Depuis l’accouplement de ces deux corps sans nom que Leibnitz a rêvés, et du baiser desquels naquit la molécule ; jusqu’à ce qui se fera dans le monde des âmes, par delà l’heure où le clairon fatal aura sonné, quand l’essence de notre être moral, sans sexe, sans corps, s’abîmera, plein de religieuse lumière, dans une jouissance d’onanisme divin…

Tout voir, sous tous les cieux, sous tous les Dieux.

La Genèse : Adam et le premier coït ; les Anges amoureux de la Femme ; Sodome près de Gomorrhe, et les mâles consolés de la froideur du sexe faible ; Onan, fils de Juda, qui frustrait son épouse au profit de sa dextre.

L’Inde et Bouddha ; la Chine et Koung-Fou-Tseu, porté cent ans au ventre de sa mère ; la petite Kéops, pyramide vénérienne, lente pyramide où l’amour venait chaque matin poser une pierre nouvelle, apportée chaque nuit à la fille du Pharaon par un nouvel amant qui payait son bonheur en granit ; et l’Égypte morte, après des siècles et des siècles, dans la dernière nuit de Cléopâtre.

Le Paganisme Grec, avec Pasiphaë se damnant aux bras d’un taureau ; Narcisse et ses soliloques ; Danaé et ses divines erreurs ; et Sapho, l’aïeule des Paule Giraud ; et Batyle, pâmé sous Anacréon ; et Diogène polluant de spermatozoaires le pallium des Corinthiens.

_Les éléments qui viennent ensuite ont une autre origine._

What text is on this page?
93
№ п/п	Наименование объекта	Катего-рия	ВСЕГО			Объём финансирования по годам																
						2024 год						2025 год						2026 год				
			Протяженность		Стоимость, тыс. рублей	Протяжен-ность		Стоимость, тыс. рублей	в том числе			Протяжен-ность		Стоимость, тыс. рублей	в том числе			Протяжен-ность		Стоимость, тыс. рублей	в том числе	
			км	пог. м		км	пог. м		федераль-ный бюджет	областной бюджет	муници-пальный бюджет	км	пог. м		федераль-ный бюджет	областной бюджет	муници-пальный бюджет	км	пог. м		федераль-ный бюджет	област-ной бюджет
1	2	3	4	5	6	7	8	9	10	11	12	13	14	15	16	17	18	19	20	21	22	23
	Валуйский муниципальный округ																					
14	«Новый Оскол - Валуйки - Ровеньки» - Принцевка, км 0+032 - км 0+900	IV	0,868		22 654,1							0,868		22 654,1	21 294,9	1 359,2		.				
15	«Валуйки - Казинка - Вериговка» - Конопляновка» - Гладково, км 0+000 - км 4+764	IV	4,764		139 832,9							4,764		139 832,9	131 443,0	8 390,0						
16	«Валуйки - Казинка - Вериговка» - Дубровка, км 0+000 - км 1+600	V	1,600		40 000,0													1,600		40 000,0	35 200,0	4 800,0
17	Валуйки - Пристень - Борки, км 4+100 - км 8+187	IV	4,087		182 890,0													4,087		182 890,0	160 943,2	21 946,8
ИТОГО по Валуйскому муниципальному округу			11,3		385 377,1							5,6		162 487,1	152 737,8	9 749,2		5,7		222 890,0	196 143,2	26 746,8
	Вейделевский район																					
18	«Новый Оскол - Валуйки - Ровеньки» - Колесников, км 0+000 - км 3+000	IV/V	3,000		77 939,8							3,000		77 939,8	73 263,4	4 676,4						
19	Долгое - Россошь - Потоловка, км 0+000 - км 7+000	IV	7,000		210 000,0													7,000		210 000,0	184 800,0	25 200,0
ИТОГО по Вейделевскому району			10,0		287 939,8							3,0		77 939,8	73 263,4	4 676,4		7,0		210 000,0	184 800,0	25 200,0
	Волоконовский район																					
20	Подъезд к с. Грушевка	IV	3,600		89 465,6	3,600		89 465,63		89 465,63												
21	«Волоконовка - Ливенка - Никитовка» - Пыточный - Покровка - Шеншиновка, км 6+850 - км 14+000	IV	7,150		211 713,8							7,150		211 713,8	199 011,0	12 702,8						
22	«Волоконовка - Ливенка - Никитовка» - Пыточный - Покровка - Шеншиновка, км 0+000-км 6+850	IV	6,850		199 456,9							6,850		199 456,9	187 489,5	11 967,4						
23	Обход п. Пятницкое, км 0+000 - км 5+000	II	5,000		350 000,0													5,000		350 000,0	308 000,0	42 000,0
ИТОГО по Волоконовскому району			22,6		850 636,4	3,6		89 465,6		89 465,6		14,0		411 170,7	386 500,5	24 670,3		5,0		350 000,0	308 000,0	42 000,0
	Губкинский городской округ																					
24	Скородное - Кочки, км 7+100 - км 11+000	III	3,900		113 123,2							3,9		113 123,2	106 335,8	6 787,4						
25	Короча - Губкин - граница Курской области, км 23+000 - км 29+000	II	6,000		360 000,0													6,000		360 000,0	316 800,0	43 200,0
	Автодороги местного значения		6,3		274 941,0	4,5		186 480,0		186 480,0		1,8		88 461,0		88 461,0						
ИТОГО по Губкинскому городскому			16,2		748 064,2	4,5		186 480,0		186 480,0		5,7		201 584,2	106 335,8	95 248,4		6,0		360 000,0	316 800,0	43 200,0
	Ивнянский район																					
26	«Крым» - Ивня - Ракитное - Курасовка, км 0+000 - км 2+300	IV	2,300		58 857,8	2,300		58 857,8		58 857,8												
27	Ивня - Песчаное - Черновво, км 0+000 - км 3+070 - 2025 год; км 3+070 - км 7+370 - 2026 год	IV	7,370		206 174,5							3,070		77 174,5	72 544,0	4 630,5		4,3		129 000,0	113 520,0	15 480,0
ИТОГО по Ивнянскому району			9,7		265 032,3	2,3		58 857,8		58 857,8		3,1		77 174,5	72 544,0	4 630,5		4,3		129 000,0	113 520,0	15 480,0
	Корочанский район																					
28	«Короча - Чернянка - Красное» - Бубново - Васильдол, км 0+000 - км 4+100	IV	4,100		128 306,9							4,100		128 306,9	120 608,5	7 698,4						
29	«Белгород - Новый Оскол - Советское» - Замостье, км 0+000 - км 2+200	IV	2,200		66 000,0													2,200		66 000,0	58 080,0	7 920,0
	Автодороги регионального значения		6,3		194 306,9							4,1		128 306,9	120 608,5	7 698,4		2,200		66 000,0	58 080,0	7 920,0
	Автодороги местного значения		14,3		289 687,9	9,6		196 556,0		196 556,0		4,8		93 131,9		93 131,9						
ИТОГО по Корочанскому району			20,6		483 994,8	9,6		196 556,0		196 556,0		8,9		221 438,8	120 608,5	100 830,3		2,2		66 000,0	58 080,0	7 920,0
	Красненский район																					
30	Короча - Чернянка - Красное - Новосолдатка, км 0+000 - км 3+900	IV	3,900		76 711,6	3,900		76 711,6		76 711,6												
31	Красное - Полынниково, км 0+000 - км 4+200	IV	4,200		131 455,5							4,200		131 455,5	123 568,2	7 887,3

Le Paganisme à Rome : jours de Saturne, jeux d’Isis, fêtes du Phallus ; scènes où la couche nuptiale est sans rideaux ; Messaline impératrice de lupanar ; Néron empereur amoureux d’une blessure…

Puis le Christianisme et ses premiers adeptes : Philippus le Diacre, et Magdeleine la repentante.

Et ce sera la grande épopée du Moyen Âge, les Roland et les Olivier, ces preux sans fatigue.

Et les ans passeront, et les temps nouveaux apporteront les cours d’amour, les congrès, les épreuves du couchier et les droits de jambage.

Rabelais nous prêtera ses moines et son roi.

Notre ère de Progrès montrera ses collèges, ses couvents et ses bouges ; Chlorose régnant sur la vertu et Syphilis présidant à l’Hymen.

Nous exciterons l’homme grave, nous effrayerons le lycéen, ayant placé le correctif à côté de l’érectif.

Et tout cela jeté pêle-mêle, au hasard de la conception, sans ordre, sans méthode, abandonné au tact et aux connaissances du lecteur qui classera les camées à leur âge.

Peu de pastiches : autant que le caprice nous demandera d’en faire.

Peut-être aussi ne trouvera-t-on rien de ce que nous promettons dans cette manière de table… Qu’importe ? C’est d’un droit que nous usons. Les préfaces sont, comme les proclamations politiques, destinées uniquement à annoncer ce qui ne sera pas, ou à grandir une œuvre qui n’est point grande.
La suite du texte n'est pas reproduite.